Khandwala H M, Vassilopoulou-Sellin R, Logethetis C J, Friend K E
Section of Endocrine Neoplasia and Hormonal Disorders, University of Texas, M. D. Anderson Cancer Center, Houston 77030, USA.
Endocr Pract. 2001 Jan-Feb;7(1):11-5. doi: 10.4158/EP.7.1.11.
To determine the effect of administration of corticosteroids on adrenal androgen production and the serologic markers of prostate cancer.
Six patients with prostate cancer who had a serum testosterone concentration that exceeded 20 ng/dL despite treatment with medical or surgical castration were treated with dexamethasone. All patients were asymptomatic, but four were demonstrating progressive increases in serum prostate-specific antigen (PSA) concentrations. Dexamethasone, 1 mg at bedtime, was given initially and then increased to 1 mg twice daily if serum testosterone concentrations remained > or =10 ng/dL. The effect of treatment on PSA concentration was monitored.

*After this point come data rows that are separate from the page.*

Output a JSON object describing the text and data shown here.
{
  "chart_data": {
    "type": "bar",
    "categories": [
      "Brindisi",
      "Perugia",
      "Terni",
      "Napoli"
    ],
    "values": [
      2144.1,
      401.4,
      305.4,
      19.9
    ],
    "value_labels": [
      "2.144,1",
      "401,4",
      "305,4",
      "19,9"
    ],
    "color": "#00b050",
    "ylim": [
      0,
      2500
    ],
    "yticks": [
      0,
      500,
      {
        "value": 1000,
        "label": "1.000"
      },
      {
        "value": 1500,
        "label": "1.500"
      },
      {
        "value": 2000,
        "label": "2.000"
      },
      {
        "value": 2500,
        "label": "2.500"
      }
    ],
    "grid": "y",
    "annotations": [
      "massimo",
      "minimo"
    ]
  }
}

The mean testosterone concentration (and standard error of the mean) was 47.5 +/- 7.9 ng/dL before administration of dexamethasone; this decreased to 5.2 +/- 3.0 ng/dL during therapy (P = 0.002). The effect was rapid (overnight) and sustainable (for 6 months). Although the duration of follow-up is limited, PSA concentrations generally stabilized (23.5 +/- 6.1 ng/mL at baseline in comparison with 15.6 +/- 1.1 ng/mL approximately 2 months after initiation of dexamethasone therapy; P = 0.24). Two patients required 1 mg of dexamethasone twice daily to suppress serum testosterone levels to <10 ng/dL.
Administration of corticosteroids in a manner opposing the normal circadian glucocorticoid production effectively and rapidly decreases adrenal androgen production in patients with prostate cancer treated with orchiectomy or luteinizing hormone-releasing hormone agonists. This reduction of androgen production was generally associated with a decrease or stabilization of PSA concentrations in all patients with increased PSA levels. Overnight dexamethasone suppression testing is useful in determining the minimal effective dose.
确定给予皮质类固醇对肾上腺雄激素生成及前列腺癌血清学标志物的影响。
6例前列腺癌患者,尽管接受了药物或手术去势治疗,但血清睾酮浓度仍超过20 ng/dL,给予地塞米松治疗。所有患者均无症状,但4例患者血清前列腺特异性抗原(PSA)浓度呈进行性升高。初始给予地塞米松,睡前1 mg,若血清睾酮浓度仍≥10 ng/dL,则增至每日2次,每次1 mg。监测治疗对PSA浓度的影响。
给予地塞米松前,平均睾酮浓度(及平均标准误)为47.5±7.9 ng/dL;治疗期间降至5.2±3.0 ng/dL(P = 0.002)。效果迅速(一夜之间)且可持续(达6个月)。尽管随访时间有限,但PSA浓度总体稳定(基线时为23.5±6.1 ng/mL,地塞米松治疗开始约2个月后为15.6±1.1 ng/mL;P = 0.24)。2例患者需要每日2次给予1 mg地塞米松才能将血清睾酮水平抑制至<10 ng/dL。
以与正常昼夜糖皮质激素生成相反的方式给予皮质类固醇,可有效且迅速降低接受睾丸切除术或促性腺激素释放激素激动剂治疗的前列腺癌患者的肾上腺雄激素生成。雄激素生成的这种降低通常与所有PSA水平升高患者的PSA浓度降低或稳定有关。夜间地塞米松抑制试验有助于确定最小有效剂量。